@Ionus,
Ionus wrote:
Quote:You don't seem to get non-belief. It is an absence.
You are describing agnostics, not atheists.
Recently someone pointed out why this dichotomy is false.
Atheism is a statement on
belief. Whereas agnosticism is a statement on
knowledge. Agnosticism is not some point between theism and atheism. Nor is atheism exclusive from agnosticism; you can express both. Atheistic expression is that of skepticism given a
specific claim. Agnosticism is the declaration that we do not have sufficient information to make a claim.

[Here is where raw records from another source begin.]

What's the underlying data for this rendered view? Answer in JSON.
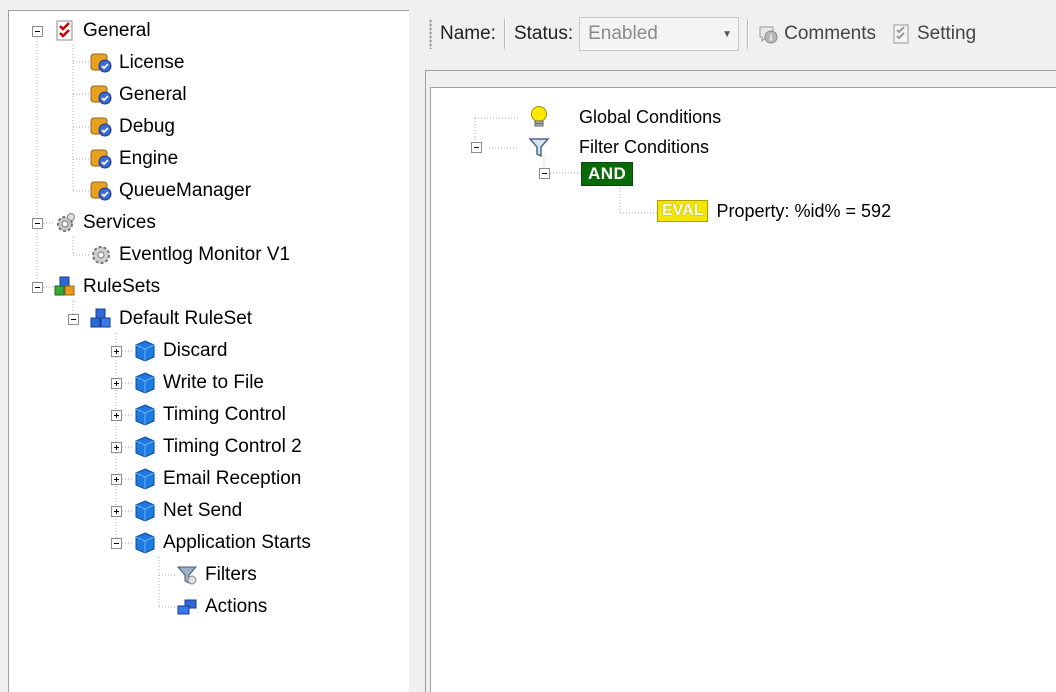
{
  "tree": {
    "general": "General",
    "license": "License",
    "general_child": "General",
    "debug": "Debug",
    "engine": "Engine",
    "queue_manager": "QueueManager",
    "services": "Services",
    "eventlog_monitor": "Eventlog Monitor V1",
    "rulesets": "RuleSets",
    "default_ruleset": "Default RuleSet",
    "rules": [
      "Discard",
      "Write to File",
      "Timing Control",
      "Timing Control 2",
      "Email Reception",
      "Net Send",
      "Application Starts"
    ],
    "filters": "Filters",
    "actions": "Actions"
  },
  "toolbar": {
    "name_label": "Name:",
    "status_label": "Status:",
    "status_value": "Enabled",
    "comments_label": "Comments",
    "settings_label": "Setting"
  },
  "conditions": {
    "global": "Global Conditions",
    "filter": "Filter Conditions",
    "and_label": "AND",
    "eval_label": "EVAL",
    "eval_expression": "Property: %id% = 592"
  },
  "icons": {
    "general": "settings-checklist-icon",
    "config_item": "config-shield-icon",
    "services": "gear-icon",
    "service_item": "gear-icon",
    "rulesets": "ruleset-cubes-icon",
    "ruleset": "ruleset-cubes-icon",
    "rule": "blue-cube-icon",
    "filters": "funnel-icon",
    "actions": "actions-icon",
    "global_conditions": "lightbulb-icon",
    "filter_conditions": "funnel-icon"
  }
}
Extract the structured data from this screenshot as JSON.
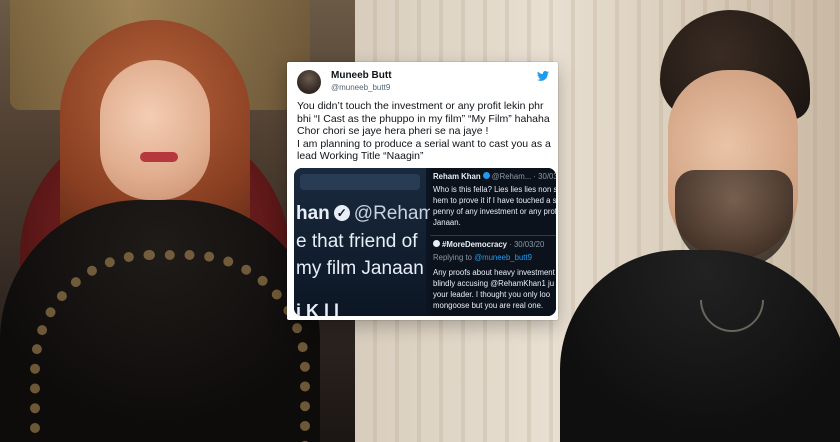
{
  "tweet": {
    "author_name": "Muneeb Butt",
    "author_handle": "@muneeb_butt9",
    "lines": [
      "You didn’t touch the investment or any profit lekin phr",
      "bhi “I Cast as the phuppo in my film” “My Film” hahaha",
      "Chor chori se jaye hera pheri se na jaye !",
      "I am planning to produce a serial want to cast you as a",
      "lead Working Title “Naagin”"
    ]
  },
  "media": {
    "left": {
      "name": "han",
      "handle": "@Reham",
      "line2": "e that friend of",
      "line3": "my film Janaan",
      "line4": "i K   l   l"
    },
    "right": {
      "r1_name": "Reham Khan",
      "r1_meta": "@Reham... · 30/03",
      "r1_lines": [
        "Who is this fella? Lies lies lies non s",
        "hem to prove it if I have touched a s",
        "penny of any investment or any prof",
        "Janaan."
      ],
      "r2_name": "#MoreDemocracy",
      "r2_meta": "· 30/03/20",
      "r2_reply_prefix": "Replying to",
      "r2_reply_handle": "@muneeb_butt9",
      "r2_lines": [
        "Any proofs about heavy investment",
        "blindly accusing @RehamKhan1 ju",
        "your leader. I thought you only loo",
        "mongoose but you are real one."
      ]
    }
  },
  "icons": {
    "bird": "twitter-bird-icon",
    "verified": "verified-badge-icon"
  },
  "colors": {
    "link_blue": "#1d9bf0",
    "dark_media_bg": "#0b121c"
  }
}
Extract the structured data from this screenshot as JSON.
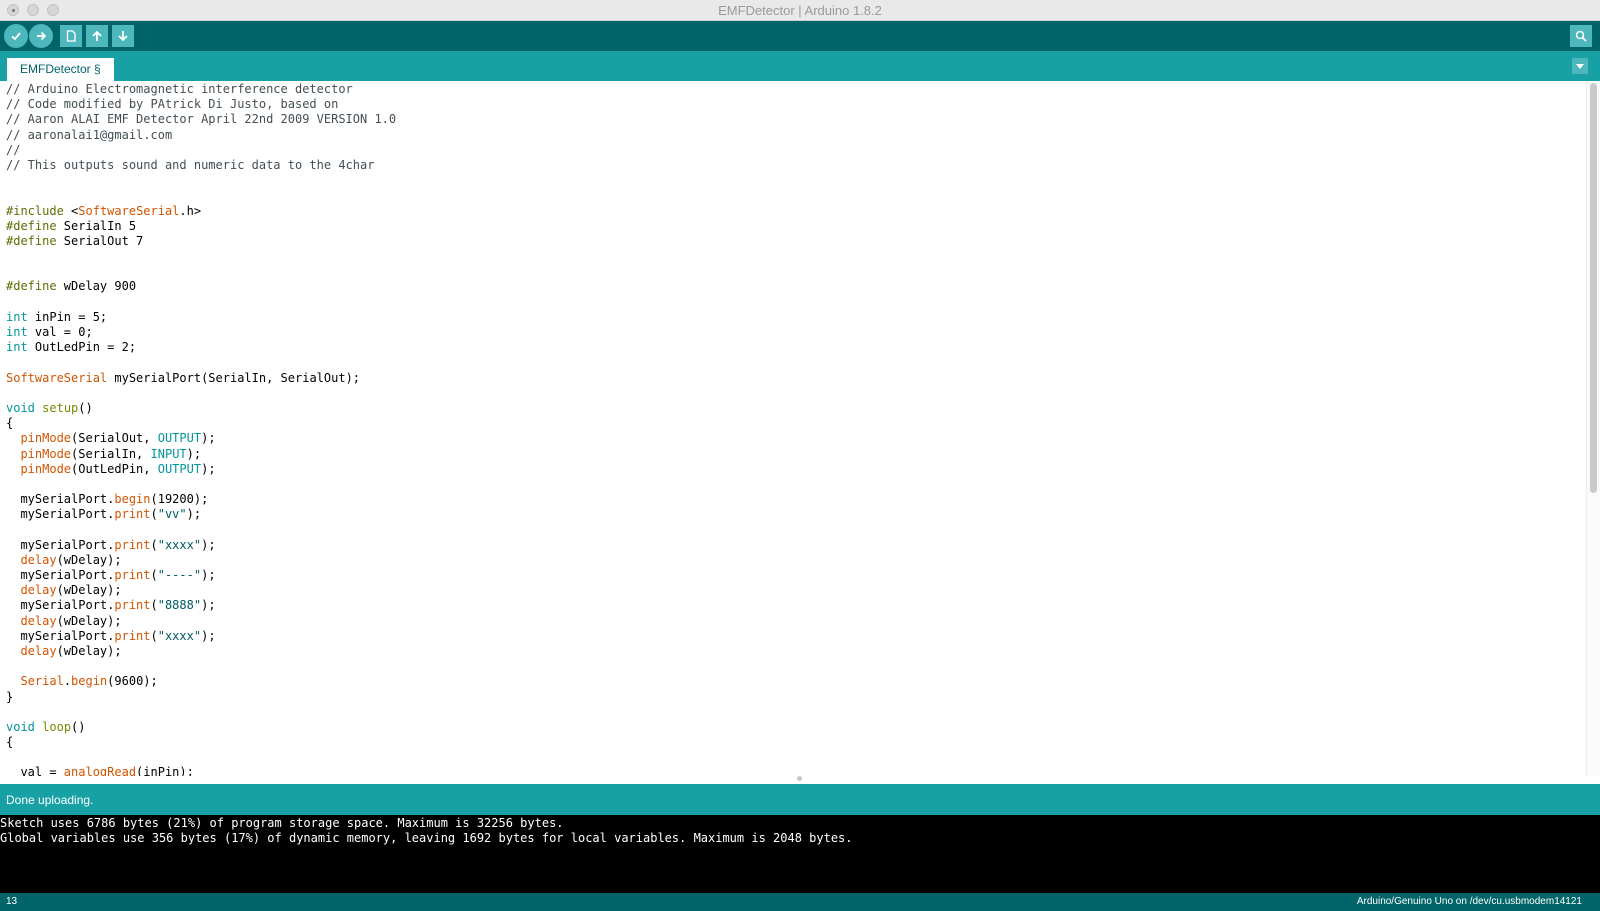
{
  "window": {
    "title": "EMFDetector | Arduino 1.8.2"
  },
  "toolbar": {
    "buttons": [
      {
        "name": "verify",
        "icon": "check-icon"
      },
      {
        "name": "upload",
        "icon": "arrow-right-icon"
      },
      {
        "name": "new",
        "icon": "document-icon"
      },
      {
        "name": "open",
        "icon": "arrow-up-icon"
      },
      {
        "name": "save",
        "icon": "arrow-down-icon"
      },
      {
        "name": "serial-monitor",
        "icon": "magnifier-icon"
      }
    ]
  },
  "tabs": [
    {
      "label": "EMFDetector §",
      "active": true
    }
  ],
  "editor": {
    "lines": [
      [
        [
          "c",
          "// Arduino Electromagnetic interference detector"
        ]
      ],
      [
        [
          "c",
          "// Code modified by PAtrick Di Justo, based on"
        ]
      ],
      [
        [
          "c",
          "// Aaron ALAI EMF Detector April 22nd 2009 VERSION 1.0"
        ]
      ],
      [
        [
          "c",
          "// aaronalai1@gmail.com"
        ]
      ],
      [
        [
          "c",
          "//"
        ]
      ],
      [
        [
          "c",
          "// This outputs sound and numeric data to the 4char"
        ]
      ],
      [],
      [],
      [
        [
          "p",
          "#include "
        ],
        [
          "n",
          "<"
        ],
        [
          "f",
          "SoftwareSerial"
        ],
        [
          "n",
          ".h>"
        ]
      ],
      [
        [
          "p",
          "#define"
        ],
        [
          "n",
          " SerialIn 5"
        ]
      ],
      [
        [
          "p",
          "#define"
        ],
        [
          "n",
          " SerialOut 7"
        ]
      ],
      [],
      [],
      [
        [
          "p",
          "#define"
        ],
        [
          "n",
          " wDelay 900"
        ]
      ],
      [],
      [
        [
          "t",
          "int"
        ],
        [
          "n",
          " inPin = 5;"
        ]
      ],
      [
        [
          "t",
          "int"
        ],
        [
          "n",
          " val = 0;"
        ]
      ],
      [
        [
          "t",
          "int"
        ],
        [
          "n",
          " OutLedPin = 2;"
        ]
      ],
      [],
      [
        [
          "f",
          "SoftwareSerial"
        ],
        [
          "n",
          " mySerialPort(SerialIn, SerialOut);"
        ]
      ],
      [],
      [
        [
          "t",
          "void"
        ],
        [
          "n",
          " "
        ],
        [
          "k",
          "setup"
        ],
        [
          "n",
          "()"
        ]
      ],
      [
        [
          "n",
          "{"
        ]
      ],
      [
        [
          "n",
          "  "
        ],
        [
          "f",
          "pinMode"
        ],
        [
          "n",
          "(SerialOut, "
        ],
        [
          "t",
          "OUTPUT"
        ],
        [
          "n",
          ");"
        ]
      ],
      [
        [
          "n",
          "  "
        ],
        [
          "f",
          "pinMode"
        ],
        [
          "n",
          "(SerialIn, "
        ],
        [
          "t",
          "INPUT"
        ],
        [
          "n",
          ");"
        ]
      ],
      [
        [
          "n",
          "  "
        ],
        [
          "f",
          "pinMode"
        ],
        [
          "n",
          "(OutLedPin, "
        ],
        [
          "t",
          "OUTPUT"
        ],
        [
          "n",
          ");"
        ]
      ],
      [],
      [
        [
          "n",
          "  mySerialPort."
        ],
        [
          "f",
          "begin"
        ],
        [
          "n",
          "(19200);"
        ]
      ],
      [
        [
          "n",
          "  mySerialPort."
        ],
        [
          "f",
          "print"
        ],
        [
          "n",
          "("
        ],
        [
          "s",
          "\"vv\""
        ],
        [
          "n",
          ");"
        ]
      ],
      [],
      [
        [
          "n",
          "  mySerialPort."
        ],
        [
          "f",
          "print"
        ],
        [
          "n",
          "("
        ],
        [
          "s",
          "\"xxxx\""
        ],
        [
          "n",
          ");"
        ]
      ],
      [
        [
          "n",
          "  "
        ],
        [
          "f",
          "delay"
        ],
        [
          "n",
          "(wDelay);"
        ]
      ],
      [
        [
          "n",
          "  mySerialPort."
        ],
        [
          "f",
          "print"
        ],
        [
          "n",
          "("
        ],
        [
          "s",
          "\"----\""
        ],
        [
          "n",
          ");"
        ]
      ],
      [
        [
          "n",
          "  "
        ],
        [
          "f",
          "delay"
        ],
        [
          "n",
          "(wDelay);"
        ]
      ],
      [
        [
          "n",
          "  mySerialPort."
        ],
        [
          "f",
          "print"
        ],
        [
          "n",
          "("
        ],
        [
          "s",
          "\"8888\""
        ],
        [
          "n",
          ");"
        ]
      ],
      [
        [
          "n",
          "  "
        ],
        [
          "f",
          "delay"
        ],
        [
          "n",
          "(wDelay);"
        ]
      ],
      [
        [
          "n",
          "  mySerialPort."
        ],
        [
          "f",
          "print"
        ],
        [
          "n",
          "("
        ],
        [
          "s",
          "\"xxxx\""
        ],
        [
          "n",
          ");"
        ]
      ],
      [
        [
          "n",
          "  "
        ],
        [
          "f",
          "delay"
        ],
        [
          "n",
          "(wDelay);"
        ]
      ],
      [],
      [
        [
          "n",
          "  "
        ],
        [
          "f",
          "Serial"
        ],
        [
          "n",
          "."
        ],
        [
          "f",
          "begin"
        ],
        [
          "n",
          "(9600);"
        ]
      ],
      [
        [
          "n",
          "}"
        ]
      ],
      [],
      [
        [
          "t",
          "void"
        ],
        [
          "n",
          " "
        ],
        [
          "k",
          "loop"
        ],
        [
          "n",
          "()"
        ]
      ],
      [
        [
          "n",
          "{"
        ]
      ],
      [],
      [
        [
          "n",
          "  val = "
        ],
        [
          "f",
          "analogRead"
        ],
        [
          "n",
          "(inPin);"
        ]
      ]
    ]
  },
  "status": {
    "message": "Done uploading."
  },
  "console": {
    "lines": [
      "Sketch uses 6786 bytes (21%) of program storage space. Maximum is 32256 bytes.",
      "Global variables use 356 bytes (17%) of dynamic memory, leaving 1692 bytes for local variables. Maximum is 2048 bytes."
    ]
  },
  "footer": {
    "line_number": "13",
    "board": "Arduino/Genuino Uno on /dev/cu.usbmodem14121"
  }
}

Given the specific claims made by religions, a person will probably express both. To the deficiency of information (agnosticism) to make such a claim, and the rejection of the claim itself as being unconvincing (atheism). A simple question to most self-described agnostics is: "Are you convinced there is a god?" I believe that many will say "no." Many may say "I don't know." However, wouldn't this mean simply that a cogent case has failed to form? If in the end, you don't know, but you don't believe, you not just an agnostic, you're an atheist. If you believe we have enough knowledge, then you're no longer an agnostic.
What is perhaps then scary for those who believe is that they are agnostic as well. Not being convinced that a god exists based on what your presented is atheism. Stating that we do not have enough knowledge to confirm a god's existence is agnosticism. So while the faithful like to thrust at atheists about what "we cannot know," they fail to realize that (1) this doesn't assault a person's skepticism, and (2) it asserts only their own agnosticism.
The question them becomes: "Why believe in what you will claim we cannot know?" A second question: "If you set out to illustrate the limitation of our worldly knowledge, why then would a position of skepticism be so threatening?"